McLaren are expecting DRS to play a big part in the Italian Grand Prix next weekend as two activation zones and the long straights of Monza combine to produce plenty of overtaking opportunities.
Lewis Hamilton is hoping that there will be a nice symmetry within his Belgian and Italian results of last year and this season, and is optimistic of succeeding in another closely fought race.
“Last year, I won at Spa and failed to finish at Monza,” recalls the 2008 world champion. “For this year, I guess I'm looking to reverse that sequence! I've already moved on from my non-finish in Belgium and I'm really looking forward to returning to Italy, a place where I spent a lot of time racing karts: it's a country I really love.
“I think we go into the weekend feeling pretty optimistic. I've never won at Monza and I'd love to get a good result this year. I'm particularly looking forward to qualifying, because I think DRS will make a huge difference to our laptimes, and I really want to get the maximum out of the car in quali – and then look forward to a strong race, of course.
“With unlimited use in quali, and those four long straights, I think qualifying's going to be pretty intense: we'll be 20km/h faster at four key points of the circuit, so our quali times are going to be much faster than in the race. That should be pretty exciting.
“For the race, you'll also need the downforce, though, because you'll want to be quick enough out of the second Lesmo and Parabolica to be in with a chance of challenging for position down the following straight.
“I think things are set for another very closely matched race – I'm really looking forward to it.”
Jenson Button remembers that he and Hamilton chose wildly different car set-ups last year.
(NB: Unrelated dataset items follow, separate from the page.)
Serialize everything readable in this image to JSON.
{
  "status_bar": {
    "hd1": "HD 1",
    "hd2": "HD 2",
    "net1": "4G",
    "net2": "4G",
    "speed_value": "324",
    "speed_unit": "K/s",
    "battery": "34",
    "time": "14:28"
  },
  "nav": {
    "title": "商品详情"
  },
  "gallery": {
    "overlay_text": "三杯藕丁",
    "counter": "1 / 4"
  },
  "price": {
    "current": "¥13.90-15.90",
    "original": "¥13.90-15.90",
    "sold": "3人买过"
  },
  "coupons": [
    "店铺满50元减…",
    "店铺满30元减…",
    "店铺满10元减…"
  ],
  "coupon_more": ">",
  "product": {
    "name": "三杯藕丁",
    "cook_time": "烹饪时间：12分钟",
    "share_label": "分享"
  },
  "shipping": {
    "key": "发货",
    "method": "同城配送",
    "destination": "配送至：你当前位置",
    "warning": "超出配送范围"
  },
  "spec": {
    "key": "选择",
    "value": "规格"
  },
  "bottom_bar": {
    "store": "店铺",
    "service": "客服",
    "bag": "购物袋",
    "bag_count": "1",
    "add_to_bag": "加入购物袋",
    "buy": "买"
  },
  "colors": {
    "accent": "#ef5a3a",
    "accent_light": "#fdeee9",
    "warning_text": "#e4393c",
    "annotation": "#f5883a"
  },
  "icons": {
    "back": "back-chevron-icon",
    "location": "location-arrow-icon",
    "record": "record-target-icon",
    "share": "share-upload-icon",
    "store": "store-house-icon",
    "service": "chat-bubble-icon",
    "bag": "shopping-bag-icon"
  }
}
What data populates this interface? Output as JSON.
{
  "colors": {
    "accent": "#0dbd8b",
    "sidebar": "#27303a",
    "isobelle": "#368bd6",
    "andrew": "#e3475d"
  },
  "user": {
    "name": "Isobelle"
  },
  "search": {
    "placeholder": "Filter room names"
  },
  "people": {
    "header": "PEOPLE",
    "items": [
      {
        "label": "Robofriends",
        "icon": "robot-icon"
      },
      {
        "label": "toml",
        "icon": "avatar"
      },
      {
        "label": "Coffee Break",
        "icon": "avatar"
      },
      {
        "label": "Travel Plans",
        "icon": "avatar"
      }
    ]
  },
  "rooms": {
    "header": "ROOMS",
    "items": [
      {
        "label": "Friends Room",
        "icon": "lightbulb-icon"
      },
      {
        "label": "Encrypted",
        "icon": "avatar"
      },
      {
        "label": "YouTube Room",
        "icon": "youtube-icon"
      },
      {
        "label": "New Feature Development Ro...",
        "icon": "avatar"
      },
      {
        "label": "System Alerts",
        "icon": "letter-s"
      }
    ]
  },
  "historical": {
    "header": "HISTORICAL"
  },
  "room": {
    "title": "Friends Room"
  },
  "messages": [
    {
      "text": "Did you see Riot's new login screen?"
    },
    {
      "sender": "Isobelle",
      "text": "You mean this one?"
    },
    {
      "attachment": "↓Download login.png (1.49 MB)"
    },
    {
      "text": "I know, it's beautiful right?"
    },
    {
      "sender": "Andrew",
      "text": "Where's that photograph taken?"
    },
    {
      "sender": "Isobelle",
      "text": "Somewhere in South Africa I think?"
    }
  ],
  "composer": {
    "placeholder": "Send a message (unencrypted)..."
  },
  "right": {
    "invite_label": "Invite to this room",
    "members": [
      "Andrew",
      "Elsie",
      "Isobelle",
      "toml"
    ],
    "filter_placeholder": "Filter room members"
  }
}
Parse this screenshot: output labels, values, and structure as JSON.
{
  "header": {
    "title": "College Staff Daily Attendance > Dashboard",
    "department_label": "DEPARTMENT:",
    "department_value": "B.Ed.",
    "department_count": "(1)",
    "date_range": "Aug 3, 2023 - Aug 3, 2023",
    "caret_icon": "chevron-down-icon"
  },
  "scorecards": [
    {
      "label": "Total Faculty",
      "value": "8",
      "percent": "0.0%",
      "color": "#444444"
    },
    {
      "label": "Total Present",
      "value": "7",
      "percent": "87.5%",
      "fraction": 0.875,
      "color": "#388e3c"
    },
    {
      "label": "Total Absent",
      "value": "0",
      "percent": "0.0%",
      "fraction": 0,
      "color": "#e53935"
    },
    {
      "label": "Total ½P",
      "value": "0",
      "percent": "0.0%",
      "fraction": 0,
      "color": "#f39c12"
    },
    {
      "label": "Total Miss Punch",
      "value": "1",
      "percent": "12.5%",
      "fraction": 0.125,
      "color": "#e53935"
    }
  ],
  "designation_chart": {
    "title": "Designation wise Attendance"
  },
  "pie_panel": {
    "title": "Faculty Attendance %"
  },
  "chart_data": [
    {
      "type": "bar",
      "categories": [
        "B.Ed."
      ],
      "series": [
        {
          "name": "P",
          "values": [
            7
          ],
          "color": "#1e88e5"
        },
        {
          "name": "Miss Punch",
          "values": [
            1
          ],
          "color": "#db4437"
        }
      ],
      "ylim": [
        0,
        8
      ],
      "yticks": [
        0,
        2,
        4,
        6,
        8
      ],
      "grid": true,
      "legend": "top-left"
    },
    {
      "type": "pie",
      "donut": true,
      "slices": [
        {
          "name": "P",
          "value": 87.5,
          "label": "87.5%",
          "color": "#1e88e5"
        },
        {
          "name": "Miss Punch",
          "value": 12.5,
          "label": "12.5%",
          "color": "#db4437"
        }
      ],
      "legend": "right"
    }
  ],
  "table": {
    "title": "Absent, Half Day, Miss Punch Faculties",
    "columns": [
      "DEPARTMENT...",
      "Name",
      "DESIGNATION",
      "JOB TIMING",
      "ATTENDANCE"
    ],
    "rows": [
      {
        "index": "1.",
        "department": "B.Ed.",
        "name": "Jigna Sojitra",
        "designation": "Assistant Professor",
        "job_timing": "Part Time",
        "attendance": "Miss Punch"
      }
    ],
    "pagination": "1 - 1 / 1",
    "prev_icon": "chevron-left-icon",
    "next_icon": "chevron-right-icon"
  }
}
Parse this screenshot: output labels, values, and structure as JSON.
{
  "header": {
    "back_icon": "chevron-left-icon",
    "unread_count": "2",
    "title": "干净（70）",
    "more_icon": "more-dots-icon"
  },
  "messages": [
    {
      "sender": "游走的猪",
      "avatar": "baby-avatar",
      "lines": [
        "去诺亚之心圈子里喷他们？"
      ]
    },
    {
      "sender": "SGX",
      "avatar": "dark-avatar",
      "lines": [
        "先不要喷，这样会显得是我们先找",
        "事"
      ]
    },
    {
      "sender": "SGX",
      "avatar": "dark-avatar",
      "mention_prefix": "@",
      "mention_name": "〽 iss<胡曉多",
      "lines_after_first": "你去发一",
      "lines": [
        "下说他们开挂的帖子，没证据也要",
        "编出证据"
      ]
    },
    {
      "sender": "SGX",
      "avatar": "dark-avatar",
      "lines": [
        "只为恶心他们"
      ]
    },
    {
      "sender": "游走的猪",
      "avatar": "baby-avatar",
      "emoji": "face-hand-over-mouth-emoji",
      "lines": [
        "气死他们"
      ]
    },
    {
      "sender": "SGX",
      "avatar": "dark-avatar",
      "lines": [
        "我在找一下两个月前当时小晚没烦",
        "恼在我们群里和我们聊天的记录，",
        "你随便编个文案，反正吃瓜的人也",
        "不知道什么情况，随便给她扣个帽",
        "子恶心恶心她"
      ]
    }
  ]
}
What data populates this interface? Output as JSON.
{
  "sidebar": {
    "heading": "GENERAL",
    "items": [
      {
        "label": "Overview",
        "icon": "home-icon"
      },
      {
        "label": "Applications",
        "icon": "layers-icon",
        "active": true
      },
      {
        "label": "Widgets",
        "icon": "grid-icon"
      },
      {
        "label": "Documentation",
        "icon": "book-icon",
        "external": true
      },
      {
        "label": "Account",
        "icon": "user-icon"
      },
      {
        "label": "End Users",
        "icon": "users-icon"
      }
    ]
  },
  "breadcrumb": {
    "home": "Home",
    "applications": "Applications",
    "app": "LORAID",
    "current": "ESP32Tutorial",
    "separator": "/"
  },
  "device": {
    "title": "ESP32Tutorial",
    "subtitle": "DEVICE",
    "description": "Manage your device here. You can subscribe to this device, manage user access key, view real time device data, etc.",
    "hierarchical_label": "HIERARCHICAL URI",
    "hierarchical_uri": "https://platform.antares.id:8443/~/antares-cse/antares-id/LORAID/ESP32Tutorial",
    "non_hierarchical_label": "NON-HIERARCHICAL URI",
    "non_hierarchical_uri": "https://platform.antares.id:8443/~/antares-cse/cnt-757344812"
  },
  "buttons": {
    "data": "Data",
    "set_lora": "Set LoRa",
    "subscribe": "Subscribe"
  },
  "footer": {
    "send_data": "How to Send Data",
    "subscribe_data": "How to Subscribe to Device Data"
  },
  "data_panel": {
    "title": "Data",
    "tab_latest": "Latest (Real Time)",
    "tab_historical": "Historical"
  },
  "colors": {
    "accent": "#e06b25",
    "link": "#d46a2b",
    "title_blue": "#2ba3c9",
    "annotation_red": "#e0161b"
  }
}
Button beat his team-mate in qualifying but an early crash on the Sunday for Hamilton means it is difficult to say for certain who had the better set-up for the race.
“It's going to be the usual difficult trade-off between drag and downforce to find the ultimate package for the race,” says Button. “Last year, Lewis and I opted to follow two different paths – Lewis went for the low-downforce configuration and I went for more grip, at the expense of straightline speed. That meant that, although I had the laptime, I didn't quite have the opportunity to mount an attack for the lead, because I couldn't get close enough along the straights to have a go into the braking areas.
“But I think things will be a little more mixed-up this year. For the second time this season, we'll have two distinct DRS zones, with two potential passing opportunities. The first zone's going to be interesting because it's always been very tough to challenge for position under braking for Ascari – the track's pretty narrow and it's a fast entry – so I'll be really interested to see how well DRS will work into that corner – we might see some pretty spectacular moves!
“I think the more conventional passing opportunity will come from the second DRS zone, getting as close as possible into Parabolica, holding on through the corner – which won't be straightforward – and then deploying DRS down the start/finish straight before, hopefully, passing into Turn One.
“The DRS is going to be a pretty major asset for a following car, and it might shape the race in some really interesting ways.”
McLaren team principal Martin Whitmarsh also believes that DRS is going to be a race-defining issue at Monza next weekend:
“Perhaps it's a bit premature to be discussing the return of the epic 'Monza slipstreamer', but I think the whole team is going to Italy keen to see if DRS will create the sort of exciting and unpredictable grands prix that we either watched or read about when we were younger,” he said.
“At the very least, going to Monza is always a very evocative and historic occasion – perhaps more than any other circuit, you can really feel the sport's past here, and it's become the perfect venue to bid farewell to the European season before we head to the final flyaways. I think it's very important that Formula 1 keeps hold of these 'classics' – which also includes circuits such as Spa, Silverstone and Monaco – while also investing in new venues for the future.
“Despite its age, Monza certainly never gets any easier: selecting gear ratios to cope with the demands of DRS through both qualifying and the race will be tricky. At Spa, the DRS ban through Eau Rouge meant that maximum velocity at the top of the hill was pretty much the same through qualifying and the race. For Monza, there are no limitations, so it will be very different, and getting it right will require a lot of thought and experimentation.
“It's rewarding to know that, even after 61 grands prix at Monza, the circuit is as much of a challenge as ever – that's a great testament to the enduring appeal of the place, and the restlessly competitive nature of Formula 1.”